Son Eminence se leva et désigna sa place à Ladimir.
— A hauteur de dix skans.
— Votre Excellence n’y pense pas. Je suis très mauvais aux dés, la chance me fuit.
— C’est heureux que la chance te fuit. Tu ne dois donc ta vie qu’à toi-même.
Son Eminence se retira à la table la plus lointaine et se plongea dans la contemplation, les yeux fixés sur la petite fenêtre.
Ladimir s’installa auprès des deux joueurs.
— C’est donc ça, ton dekani ? fit l’un d’eux en posant une pièce sur la table.
— Nous jouons au vingt et un, en trois piquets, fit l’autre en posant également une pièce.
— Je connais cette règle. J’entame.
Ladimir posa sa pièce et prit les dés.
— Quatre et trois, font sept, commenta le joueur assis à côté de lui.
Ladimir reprit les dés, les relança.
— Cinq et six, font onze. Onze et sept font dix-huit.
— Je laisse ici, fit Ladimir.
— Je tire, fit le premier joueur.
— Que fait-il ici, avec toi pour seule compagnie ?
— Tu parles de mon maître ? Il chasse.
— Cinq et un font six, tira le premier joueur. C’est un drôle de dekani, qui se promène seul à cheval au milieu de l’hiver. Où sont ses oukshi ?
— Il ne les a pas mandés.
— Quatre et six font dix, et six font seize. Je tire en trois, fit le premier joueur.
— Une chasse sans équipage, qui vous mène la nuit à l’auberge. Tu as de bons contes.
— Six et cinq font onze.
— Ta pièce est perdue, à moi de tirer.
Le second joueur lança.
— Six et un font sept. Ton dekani n’a-t-il pas une forêt à lui ? Qu’est-ce qu’il vient chasser ici ?

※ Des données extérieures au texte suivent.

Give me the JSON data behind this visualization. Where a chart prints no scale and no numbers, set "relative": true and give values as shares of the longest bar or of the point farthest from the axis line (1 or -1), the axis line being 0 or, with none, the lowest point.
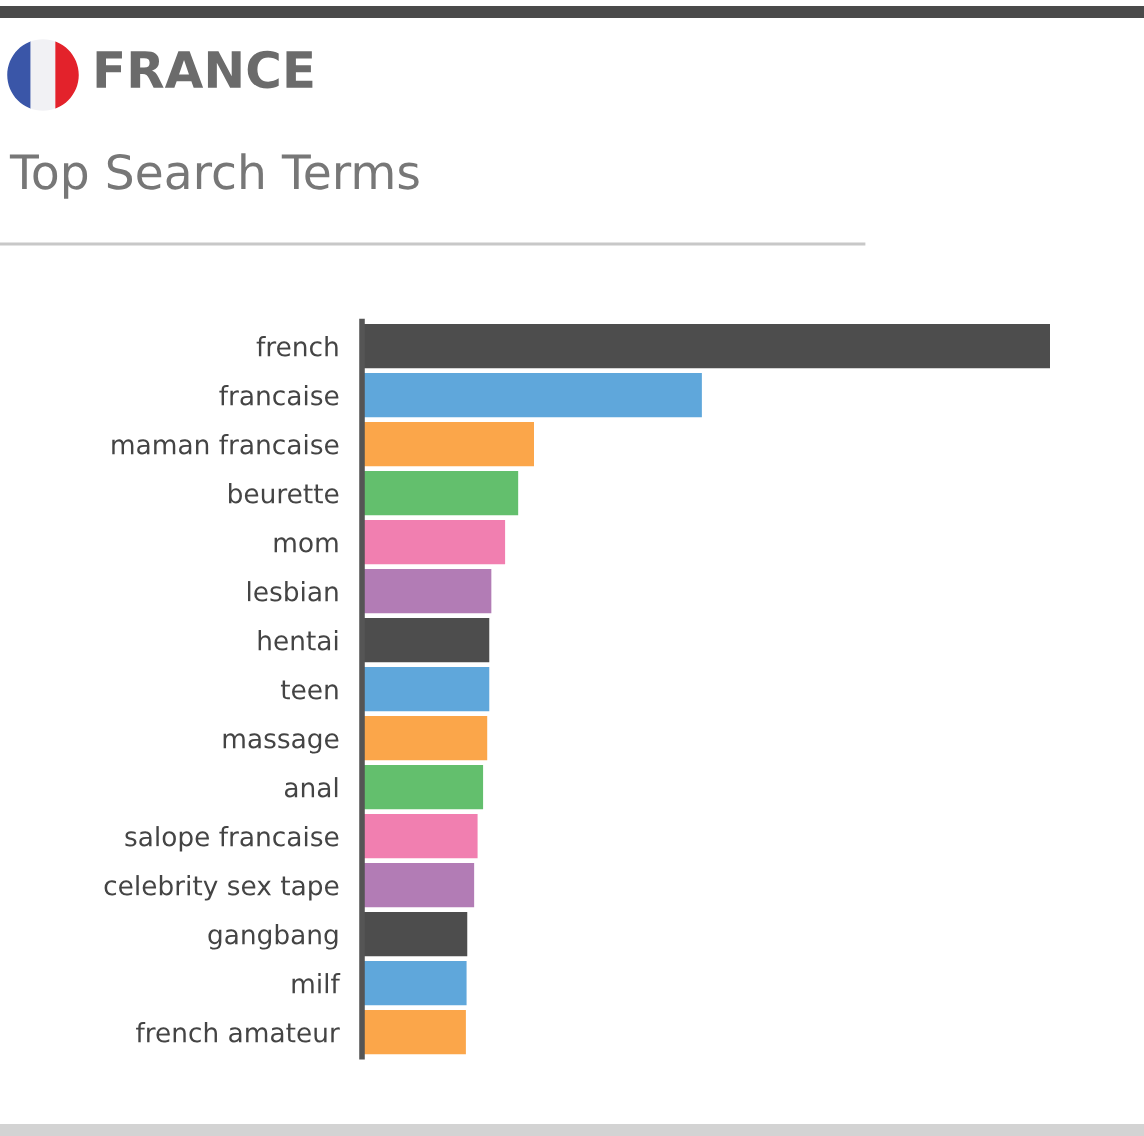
{
  "chart_data": {
    "type": "bar",
    "orientation": "horizontal",
    "relative": true,
    "title": "FRANCE",
    "subtitle": "Top Search Terms",
    "categories": [
      "french",
      "francaise",
      "maman francaise",
      "beurette",
      "mom",
      "lesbian",
      "hentai",
      "teen",
      "massage",
      "anal",
      "salope francaise",
      "celebrity sex tape",
      "gangbang",
      "milf",
      "french amateur"
    ],
    "values": [
      1,
      0.494,
      0.25,
      0.227,
      0.208,
      0.188,
      0.185,
      0.185,
      0.182,
      0.176,
      0.168,
      0.163,
      0.153,
      0.152,
      0.151
    ],
    "colors": [
      "#4d4d4d",
      "#5fa7db",
      "#fba64a",
      "#63bf6d",
      "#f17fb0",
      "#b27cb5",
      "#4d4d4d",
      "#5fa7db",
      "#fba64a",
      "#63bf6d",
      "#f17fb0",
      "#b27cb5",
      "#4d4d4d",
      "#5fa7db",
      "#fba64a"
    ]
  }
}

— Ici, il ne fait que passer. C’est là-bas qu’il va chasser.
— Mais encore ?
— C’est une chasse à l’ours.
— Cinq et deux font sept toujours. A quatorze, je tire en trois.
— L’ours dort en hiver. Ton conte sonne faux.

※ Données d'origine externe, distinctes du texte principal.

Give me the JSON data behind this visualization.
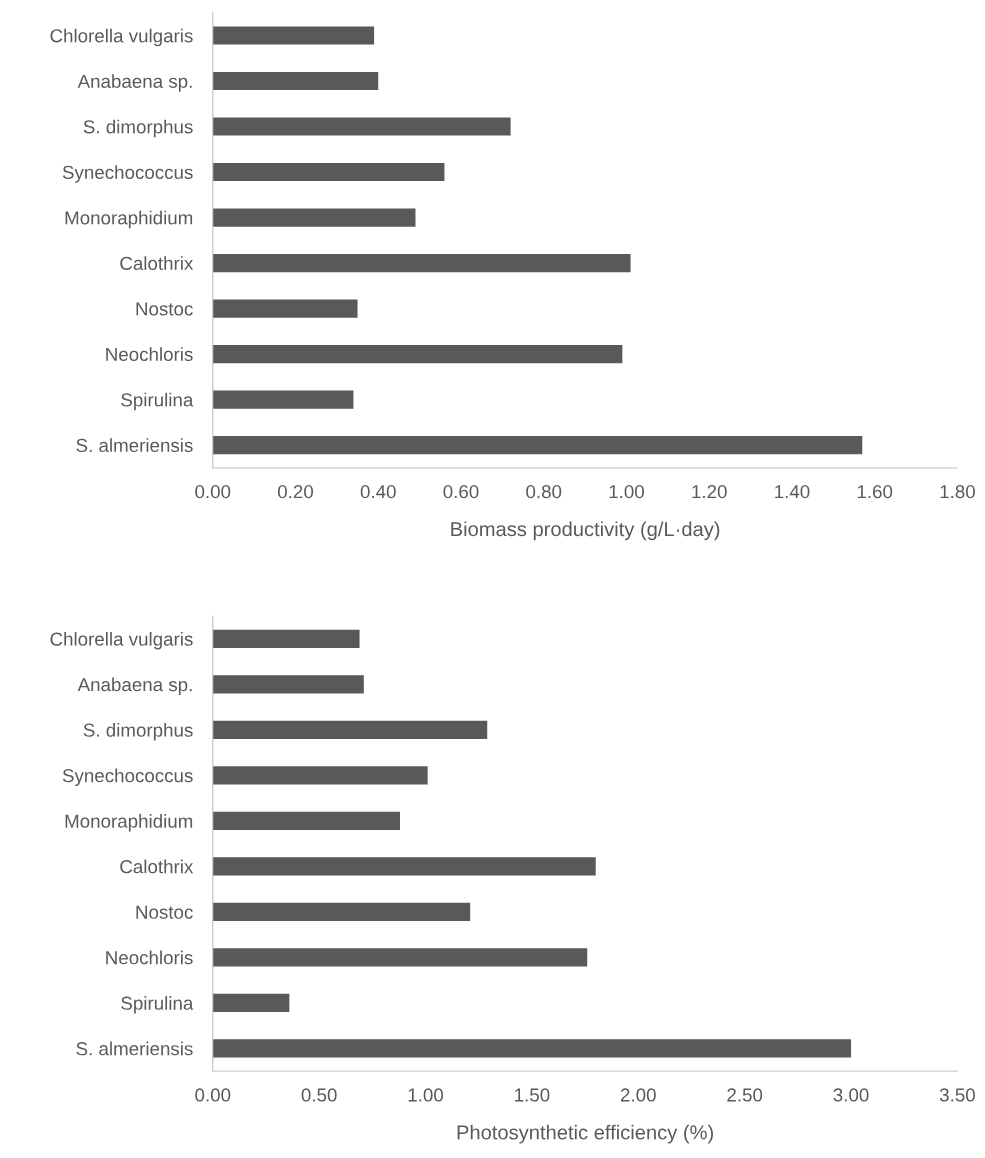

— Cinq et un six, avec quatorze fait vingt.
Le second joueur empocha les trois pièces.
Son Eminence se leva et s’approcha.
— C’est une triste vie que celle qu’on voue au hasard, mais que dire de celui qui la triche ?

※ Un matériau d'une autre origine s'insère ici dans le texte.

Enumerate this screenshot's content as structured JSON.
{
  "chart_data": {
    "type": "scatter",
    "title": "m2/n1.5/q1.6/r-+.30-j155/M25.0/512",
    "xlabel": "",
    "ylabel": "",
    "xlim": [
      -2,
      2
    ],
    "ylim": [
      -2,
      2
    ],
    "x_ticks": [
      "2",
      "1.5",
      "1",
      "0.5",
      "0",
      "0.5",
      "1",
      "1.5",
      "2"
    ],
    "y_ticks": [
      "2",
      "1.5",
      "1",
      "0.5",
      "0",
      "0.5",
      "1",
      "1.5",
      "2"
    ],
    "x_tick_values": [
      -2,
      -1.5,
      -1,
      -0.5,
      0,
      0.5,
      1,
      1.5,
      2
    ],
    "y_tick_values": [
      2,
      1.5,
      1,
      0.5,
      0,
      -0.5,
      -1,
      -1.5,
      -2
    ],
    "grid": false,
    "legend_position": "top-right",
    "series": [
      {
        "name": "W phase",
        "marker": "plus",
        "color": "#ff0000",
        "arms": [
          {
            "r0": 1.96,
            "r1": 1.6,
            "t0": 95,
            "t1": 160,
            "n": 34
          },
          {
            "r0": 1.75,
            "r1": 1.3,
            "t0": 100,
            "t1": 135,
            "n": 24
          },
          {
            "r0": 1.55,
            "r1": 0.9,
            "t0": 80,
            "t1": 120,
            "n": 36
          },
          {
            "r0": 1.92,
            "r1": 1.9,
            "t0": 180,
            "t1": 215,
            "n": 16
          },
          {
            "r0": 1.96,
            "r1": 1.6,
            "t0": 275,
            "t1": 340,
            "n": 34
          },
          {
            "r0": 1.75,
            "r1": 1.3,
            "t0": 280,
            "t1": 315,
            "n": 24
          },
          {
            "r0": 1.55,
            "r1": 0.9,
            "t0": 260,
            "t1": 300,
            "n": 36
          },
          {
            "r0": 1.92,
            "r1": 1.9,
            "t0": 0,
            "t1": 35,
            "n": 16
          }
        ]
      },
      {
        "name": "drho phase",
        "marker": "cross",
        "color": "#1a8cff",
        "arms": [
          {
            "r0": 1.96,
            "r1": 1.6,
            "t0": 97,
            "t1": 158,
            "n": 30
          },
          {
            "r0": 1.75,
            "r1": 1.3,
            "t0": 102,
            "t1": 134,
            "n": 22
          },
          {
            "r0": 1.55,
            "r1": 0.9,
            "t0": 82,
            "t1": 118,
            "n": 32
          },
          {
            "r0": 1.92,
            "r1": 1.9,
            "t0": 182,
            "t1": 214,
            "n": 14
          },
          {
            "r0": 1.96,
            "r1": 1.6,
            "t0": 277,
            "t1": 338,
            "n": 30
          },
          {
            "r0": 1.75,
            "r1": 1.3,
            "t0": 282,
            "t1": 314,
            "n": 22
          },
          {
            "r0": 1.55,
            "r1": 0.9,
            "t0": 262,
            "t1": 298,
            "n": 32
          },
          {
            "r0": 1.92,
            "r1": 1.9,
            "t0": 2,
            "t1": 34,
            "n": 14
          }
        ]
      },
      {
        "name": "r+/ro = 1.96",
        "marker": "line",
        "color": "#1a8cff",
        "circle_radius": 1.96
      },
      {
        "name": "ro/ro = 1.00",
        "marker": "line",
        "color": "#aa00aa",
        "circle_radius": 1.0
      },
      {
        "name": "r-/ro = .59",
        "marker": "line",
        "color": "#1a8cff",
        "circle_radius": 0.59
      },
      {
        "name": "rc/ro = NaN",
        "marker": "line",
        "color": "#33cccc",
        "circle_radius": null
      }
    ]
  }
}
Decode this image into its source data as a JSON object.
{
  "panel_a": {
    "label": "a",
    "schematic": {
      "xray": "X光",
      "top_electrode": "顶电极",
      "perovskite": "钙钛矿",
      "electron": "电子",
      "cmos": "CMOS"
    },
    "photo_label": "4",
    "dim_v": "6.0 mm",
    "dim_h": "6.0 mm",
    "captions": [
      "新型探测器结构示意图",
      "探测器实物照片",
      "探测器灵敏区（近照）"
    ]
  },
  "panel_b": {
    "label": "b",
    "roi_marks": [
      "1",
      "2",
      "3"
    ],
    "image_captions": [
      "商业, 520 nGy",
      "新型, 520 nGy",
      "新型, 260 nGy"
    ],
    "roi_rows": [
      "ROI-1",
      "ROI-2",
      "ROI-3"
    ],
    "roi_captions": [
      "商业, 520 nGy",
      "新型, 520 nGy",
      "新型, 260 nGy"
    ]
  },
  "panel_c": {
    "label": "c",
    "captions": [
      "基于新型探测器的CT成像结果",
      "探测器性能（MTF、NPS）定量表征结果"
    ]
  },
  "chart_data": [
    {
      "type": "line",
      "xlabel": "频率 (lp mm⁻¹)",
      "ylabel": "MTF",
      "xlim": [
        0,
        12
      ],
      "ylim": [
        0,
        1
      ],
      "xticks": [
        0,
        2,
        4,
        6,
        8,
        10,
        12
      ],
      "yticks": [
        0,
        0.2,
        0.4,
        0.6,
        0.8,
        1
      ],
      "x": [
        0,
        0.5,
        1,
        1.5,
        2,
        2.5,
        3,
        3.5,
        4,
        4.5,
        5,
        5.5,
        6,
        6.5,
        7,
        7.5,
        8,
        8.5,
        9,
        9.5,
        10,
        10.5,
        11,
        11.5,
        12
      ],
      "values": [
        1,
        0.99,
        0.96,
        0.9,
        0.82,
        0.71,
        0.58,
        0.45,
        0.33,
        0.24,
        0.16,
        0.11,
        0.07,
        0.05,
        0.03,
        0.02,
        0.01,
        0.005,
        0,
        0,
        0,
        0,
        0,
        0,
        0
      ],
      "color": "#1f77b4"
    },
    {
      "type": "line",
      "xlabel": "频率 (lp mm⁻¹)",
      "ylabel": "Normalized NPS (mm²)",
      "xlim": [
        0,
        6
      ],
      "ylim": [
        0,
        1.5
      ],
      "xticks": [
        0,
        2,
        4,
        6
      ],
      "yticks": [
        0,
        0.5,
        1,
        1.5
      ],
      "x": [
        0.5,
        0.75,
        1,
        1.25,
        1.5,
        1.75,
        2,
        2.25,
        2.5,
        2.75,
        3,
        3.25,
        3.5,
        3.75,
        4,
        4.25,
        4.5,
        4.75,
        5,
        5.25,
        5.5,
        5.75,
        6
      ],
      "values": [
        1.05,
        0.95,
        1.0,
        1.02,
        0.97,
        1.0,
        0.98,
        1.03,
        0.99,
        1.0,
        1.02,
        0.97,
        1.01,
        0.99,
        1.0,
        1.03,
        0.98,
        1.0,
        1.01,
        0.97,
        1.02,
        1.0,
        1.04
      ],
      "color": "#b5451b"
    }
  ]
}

— Tricher ? Quelle histoire cherches-tu, vieillard ?
— Tu as changé les dés. Dans les tiens, l’un fait toujours cinq ou six, l’autre toujours un ou deux. Tu peux mentir, mais qu’est-ce que tu y gagnes ?
— Autant qu’à chasser l’ours en hiver.
— C’est la vérité ? demanda le premier joueur au second.
— Il a changé les dés, c’est un très vieux tour. Comment ne le voyez-vous pas, c’est également un très ancien mystère, fit Son Eminence en retournant à sa table.
— Le vieux est vieux, fit l’autre en se levant.
— Rends-moi ce que tu m’as pris.
— Tu joues pour jouer, alors qu’est-ce qui te lèse ?
— La triche est le vol et le vol n’est pas le jeu.
— S’il dit vrai sur les dés, même ainsi je peux perdre. Fais le calcul.
— Mais tu peux surtout gagner, c’est ce que j’ai déjà vérifié.
L’aubergiste entra dans la salle, apportant un poulet cuit pour son Eminence.
Ladimir vint le rejoindre et le regarda manger en silence, versant le vin jusqu’à ce que la main horizontale de Son Eminence lui donne l’ordre d’arrêter.
Quand Son Eminence eut fini, elle se leva et demanda sa chambre.
Ladimir mangea une cuisse de poulet qui restait.
Les joueurs de dés se taisaient. Celui qui avait triché regardait Ladimir. L’autre regardait le couteau posé sur la table. Ladimir acheva son repas et alla dormir dans l’étable.